In New York, Dunn re-encountered Softness, who volunteered to be his manager. He also befriended actress Phoebe Dorin in an off-Broadway show, Two by Saroyan, in which both had small parts in the early 1960s. They began singing together casually after their nighttime performances, sitting on the wall of the fountain opposite the Plaza Hotel, and drew a following. Eventually, on the advice of fellow actor Roddy McDowall, the pair started a nightclub act of songs mixed with conversational patter, titled "Michael Dunn and Phoebe". The act received favorable reviews in Time magazine and The New York Times and ultimately led directly to the pair being cast on The Wild Wild West television series, a Western spy spoof with elements of historical fiction and science fiction, which debuted in 1965.[6][7][10]

Dunn was probably best known for his recurring role on that series as Dr.
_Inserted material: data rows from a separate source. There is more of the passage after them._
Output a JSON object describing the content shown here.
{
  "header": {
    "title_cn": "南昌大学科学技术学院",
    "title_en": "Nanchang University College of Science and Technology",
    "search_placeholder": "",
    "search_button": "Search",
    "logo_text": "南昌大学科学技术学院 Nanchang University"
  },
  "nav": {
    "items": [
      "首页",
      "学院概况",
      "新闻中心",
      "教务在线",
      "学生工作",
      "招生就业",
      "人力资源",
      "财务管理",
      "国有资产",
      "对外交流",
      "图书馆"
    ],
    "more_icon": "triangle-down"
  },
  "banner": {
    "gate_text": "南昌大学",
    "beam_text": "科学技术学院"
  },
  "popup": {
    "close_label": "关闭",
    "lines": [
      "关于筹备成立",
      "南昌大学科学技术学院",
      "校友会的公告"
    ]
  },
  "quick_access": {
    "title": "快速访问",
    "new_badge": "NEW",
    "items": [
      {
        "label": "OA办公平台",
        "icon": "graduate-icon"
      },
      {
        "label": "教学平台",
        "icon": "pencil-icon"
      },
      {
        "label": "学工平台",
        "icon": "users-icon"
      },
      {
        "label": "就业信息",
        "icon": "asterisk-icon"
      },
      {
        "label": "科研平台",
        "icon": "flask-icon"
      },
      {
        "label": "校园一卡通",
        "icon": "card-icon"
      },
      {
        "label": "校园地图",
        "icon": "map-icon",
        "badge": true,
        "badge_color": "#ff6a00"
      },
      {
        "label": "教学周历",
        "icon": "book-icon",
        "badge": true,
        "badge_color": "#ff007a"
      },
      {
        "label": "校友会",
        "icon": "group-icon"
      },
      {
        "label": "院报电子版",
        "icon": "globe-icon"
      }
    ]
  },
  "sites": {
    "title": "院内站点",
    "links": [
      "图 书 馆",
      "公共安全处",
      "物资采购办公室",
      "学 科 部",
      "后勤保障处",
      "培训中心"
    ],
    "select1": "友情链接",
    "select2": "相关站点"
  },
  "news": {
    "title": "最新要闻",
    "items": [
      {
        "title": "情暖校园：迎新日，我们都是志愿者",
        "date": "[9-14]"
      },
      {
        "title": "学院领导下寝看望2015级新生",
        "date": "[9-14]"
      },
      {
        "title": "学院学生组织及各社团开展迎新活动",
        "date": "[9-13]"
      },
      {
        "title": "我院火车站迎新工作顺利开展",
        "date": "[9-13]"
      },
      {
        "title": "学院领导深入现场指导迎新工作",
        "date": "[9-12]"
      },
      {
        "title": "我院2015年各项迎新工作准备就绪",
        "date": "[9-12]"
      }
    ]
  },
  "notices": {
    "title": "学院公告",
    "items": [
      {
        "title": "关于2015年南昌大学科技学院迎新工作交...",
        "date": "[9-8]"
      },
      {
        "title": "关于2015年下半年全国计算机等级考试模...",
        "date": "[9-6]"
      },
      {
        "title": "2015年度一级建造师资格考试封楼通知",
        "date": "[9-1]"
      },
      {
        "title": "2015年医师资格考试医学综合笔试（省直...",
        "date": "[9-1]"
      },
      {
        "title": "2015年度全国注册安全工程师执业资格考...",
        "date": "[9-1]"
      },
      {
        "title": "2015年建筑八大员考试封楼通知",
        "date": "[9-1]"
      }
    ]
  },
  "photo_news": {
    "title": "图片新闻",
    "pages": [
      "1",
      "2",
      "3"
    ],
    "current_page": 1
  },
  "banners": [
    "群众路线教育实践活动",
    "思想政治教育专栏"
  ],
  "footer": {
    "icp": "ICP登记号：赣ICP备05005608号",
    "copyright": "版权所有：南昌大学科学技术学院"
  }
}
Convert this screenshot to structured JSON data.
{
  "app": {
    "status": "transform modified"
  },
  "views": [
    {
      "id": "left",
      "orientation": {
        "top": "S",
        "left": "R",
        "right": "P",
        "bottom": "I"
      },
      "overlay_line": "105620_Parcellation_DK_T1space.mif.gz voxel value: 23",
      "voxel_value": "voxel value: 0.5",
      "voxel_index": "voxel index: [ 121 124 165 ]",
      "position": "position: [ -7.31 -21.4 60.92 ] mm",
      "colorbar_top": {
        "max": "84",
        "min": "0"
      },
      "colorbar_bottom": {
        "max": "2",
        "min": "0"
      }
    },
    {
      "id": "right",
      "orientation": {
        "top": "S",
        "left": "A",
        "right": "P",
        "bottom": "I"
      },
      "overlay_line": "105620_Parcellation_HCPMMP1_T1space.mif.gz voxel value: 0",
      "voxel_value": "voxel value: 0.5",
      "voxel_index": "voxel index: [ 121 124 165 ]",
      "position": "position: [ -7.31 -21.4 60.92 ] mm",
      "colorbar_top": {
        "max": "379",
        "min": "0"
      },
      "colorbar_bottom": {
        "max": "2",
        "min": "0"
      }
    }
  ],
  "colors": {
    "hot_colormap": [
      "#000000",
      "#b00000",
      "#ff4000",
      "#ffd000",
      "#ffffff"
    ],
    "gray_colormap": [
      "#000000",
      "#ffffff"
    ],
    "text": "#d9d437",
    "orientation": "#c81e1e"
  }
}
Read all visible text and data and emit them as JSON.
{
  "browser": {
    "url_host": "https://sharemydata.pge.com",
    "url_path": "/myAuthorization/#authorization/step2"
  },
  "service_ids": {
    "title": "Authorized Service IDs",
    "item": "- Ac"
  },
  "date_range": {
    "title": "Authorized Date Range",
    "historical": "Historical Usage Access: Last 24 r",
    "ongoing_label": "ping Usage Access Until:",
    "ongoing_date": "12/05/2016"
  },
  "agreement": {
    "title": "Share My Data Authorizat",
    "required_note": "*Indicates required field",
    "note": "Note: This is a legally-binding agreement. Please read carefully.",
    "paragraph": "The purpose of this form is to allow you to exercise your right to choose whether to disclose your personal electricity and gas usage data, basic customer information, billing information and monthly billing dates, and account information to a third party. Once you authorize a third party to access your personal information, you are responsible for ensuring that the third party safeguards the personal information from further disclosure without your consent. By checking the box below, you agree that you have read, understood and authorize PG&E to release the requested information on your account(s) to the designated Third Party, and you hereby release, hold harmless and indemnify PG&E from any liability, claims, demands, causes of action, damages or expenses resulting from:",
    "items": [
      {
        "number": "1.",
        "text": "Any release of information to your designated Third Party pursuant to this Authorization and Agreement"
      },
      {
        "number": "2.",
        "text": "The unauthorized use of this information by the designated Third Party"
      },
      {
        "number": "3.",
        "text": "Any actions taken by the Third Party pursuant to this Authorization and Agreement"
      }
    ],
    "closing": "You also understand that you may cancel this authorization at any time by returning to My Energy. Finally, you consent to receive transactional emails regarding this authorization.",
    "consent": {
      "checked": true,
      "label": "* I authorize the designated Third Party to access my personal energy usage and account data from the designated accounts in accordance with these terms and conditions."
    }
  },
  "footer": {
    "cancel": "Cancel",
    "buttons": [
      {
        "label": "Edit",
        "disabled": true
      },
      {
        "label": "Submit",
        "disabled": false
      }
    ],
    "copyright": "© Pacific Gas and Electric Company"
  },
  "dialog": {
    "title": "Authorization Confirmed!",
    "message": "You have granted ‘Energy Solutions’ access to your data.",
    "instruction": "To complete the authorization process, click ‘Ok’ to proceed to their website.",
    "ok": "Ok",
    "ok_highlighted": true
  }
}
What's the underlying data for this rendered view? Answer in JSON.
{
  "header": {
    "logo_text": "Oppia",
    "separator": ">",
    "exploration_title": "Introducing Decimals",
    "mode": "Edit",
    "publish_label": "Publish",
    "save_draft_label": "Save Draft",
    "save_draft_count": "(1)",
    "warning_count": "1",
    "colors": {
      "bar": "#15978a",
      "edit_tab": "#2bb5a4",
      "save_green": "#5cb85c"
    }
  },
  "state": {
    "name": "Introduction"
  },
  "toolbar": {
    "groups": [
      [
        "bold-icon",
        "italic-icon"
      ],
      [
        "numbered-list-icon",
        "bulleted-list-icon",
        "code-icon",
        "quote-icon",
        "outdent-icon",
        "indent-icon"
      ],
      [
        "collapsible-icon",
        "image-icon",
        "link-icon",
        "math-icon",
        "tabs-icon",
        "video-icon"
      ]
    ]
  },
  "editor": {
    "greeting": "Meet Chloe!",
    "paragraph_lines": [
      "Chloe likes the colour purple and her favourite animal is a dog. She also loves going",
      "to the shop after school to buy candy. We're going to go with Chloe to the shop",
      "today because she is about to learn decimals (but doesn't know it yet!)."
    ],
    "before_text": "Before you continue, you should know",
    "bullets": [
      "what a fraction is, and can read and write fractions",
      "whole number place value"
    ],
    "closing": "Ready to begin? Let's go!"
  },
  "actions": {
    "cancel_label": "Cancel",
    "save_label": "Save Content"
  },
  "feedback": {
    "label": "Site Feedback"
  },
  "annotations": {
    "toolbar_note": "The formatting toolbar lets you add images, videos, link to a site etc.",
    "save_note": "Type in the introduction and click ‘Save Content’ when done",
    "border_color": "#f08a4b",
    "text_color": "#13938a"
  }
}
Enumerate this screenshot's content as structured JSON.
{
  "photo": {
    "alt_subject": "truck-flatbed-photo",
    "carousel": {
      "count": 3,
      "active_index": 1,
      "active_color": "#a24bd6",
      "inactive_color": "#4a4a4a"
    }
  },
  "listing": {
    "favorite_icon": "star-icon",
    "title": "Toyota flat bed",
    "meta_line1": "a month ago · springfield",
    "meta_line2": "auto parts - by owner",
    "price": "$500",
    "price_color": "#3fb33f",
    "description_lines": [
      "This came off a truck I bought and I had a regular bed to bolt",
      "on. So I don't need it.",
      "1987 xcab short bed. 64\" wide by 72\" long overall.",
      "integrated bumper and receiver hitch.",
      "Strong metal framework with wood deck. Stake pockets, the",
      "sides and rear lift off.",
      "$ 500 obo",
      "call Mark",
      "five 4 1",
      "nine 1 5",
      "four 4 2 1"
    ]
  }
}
Miguelito Loveless, a mad scientist who devised passionately perverse schemes and gadgetry to ensnare Secret Service agents James West and Artemus Gordon (Robert Conrad and Ross Martin). (Note: Miguelito is the Spanish diminutive of Michael, equivalent to Mike or Mikey.) Dorin played Dr. Loveless's devoted assistant, Antoinette. In each episode in which they appeared together, the villainous couple tenderly sang a Victorian duet or two, heedless of the mayhem they had created around themselves. According to Dorin, Dunn saved her from drowning during filming of the episode The Night of the Murderous Spring, plunging underwater to tear her free, when her costume became entangled in machinery used to sink a boat on the set.[7] Dunn appeared as Dr Loveless 10 times on "The Wild Wild West" (four times apiece in the first two seasons and one time apiece in the remaining two seasons). 

In the pilot episode of the Mel Brooks and Buck Henry television spy spoof Get Smart, Dunn showed his skill with comic farce as the well-heeled gangster Mr. Big, leader of international crime organization K.A.O.S. (September 18, 1965). Dunn featured as Alexander, a courageous court jester, in the Star Trek episode "Plato's Stepchildren" (November 22, 1968). (Alexander caps his solo about the Greek god Pan with a guttural, onomatopoeic quotation—"brekekekex, koax, koax"—from the Aristophanes comedy, The Frogs, written in about 405 B.C.) He also appeared in an episode of Bonanza, "It's A Small World" (January 4, 1970), portraying a recently widowed circus performer trying to start a new life, and as a killer clown in the Voyage to the Bottom of the Sea episode "The Wax Men" (5 March 1967).

In 1963, he received the New York critics' Circle Award for best supporting actor and was nominated for a 1964 Tony Award, for his performance as Cousin Lymon in Edward Albee's stage adaptation of The Ballad of the Sad Café, by Carson McCullers. Dunn received an Oscar nomination and the Laurel Award as the best supporting actor for his role as the cynical Karl Glocken in Ship of Fools (Columbia Pictures, 1965, directed by Stanley Kramer).

In 1969, The New York Times drama critic Clive Barnes praised Dunn's portrayal of Antaeus in the tragedy The Inner Journey by British novelist and playwright James Hanley, performed at the Lincoln Center: "Michael Dunn as the dwarf is so good that the play may be worth seeing merely for him. Controlled, with his heart turned inward, his mind a pattern of pain, Mr. Dunn's Antaeus deserves all the praise it can be given."[11]

Between those career highlights, he accepted roles in many pulp horror movies, as well as a role in the 1968 film No Way to Treat a Lady, starring Rod Steiger and George Segal. However, at the time of his death, he was in London playing Birgito in The Abdication (Warner Brothers, 1974, directed by Anthony Harvey), starring Peter Finch and Liv Ullmann. Author Günter Grass had already asked him to play in a film adaptation of his novel, The Tin Drum, a role that ultimately went to the young David Bennent after Dunn's death.[7]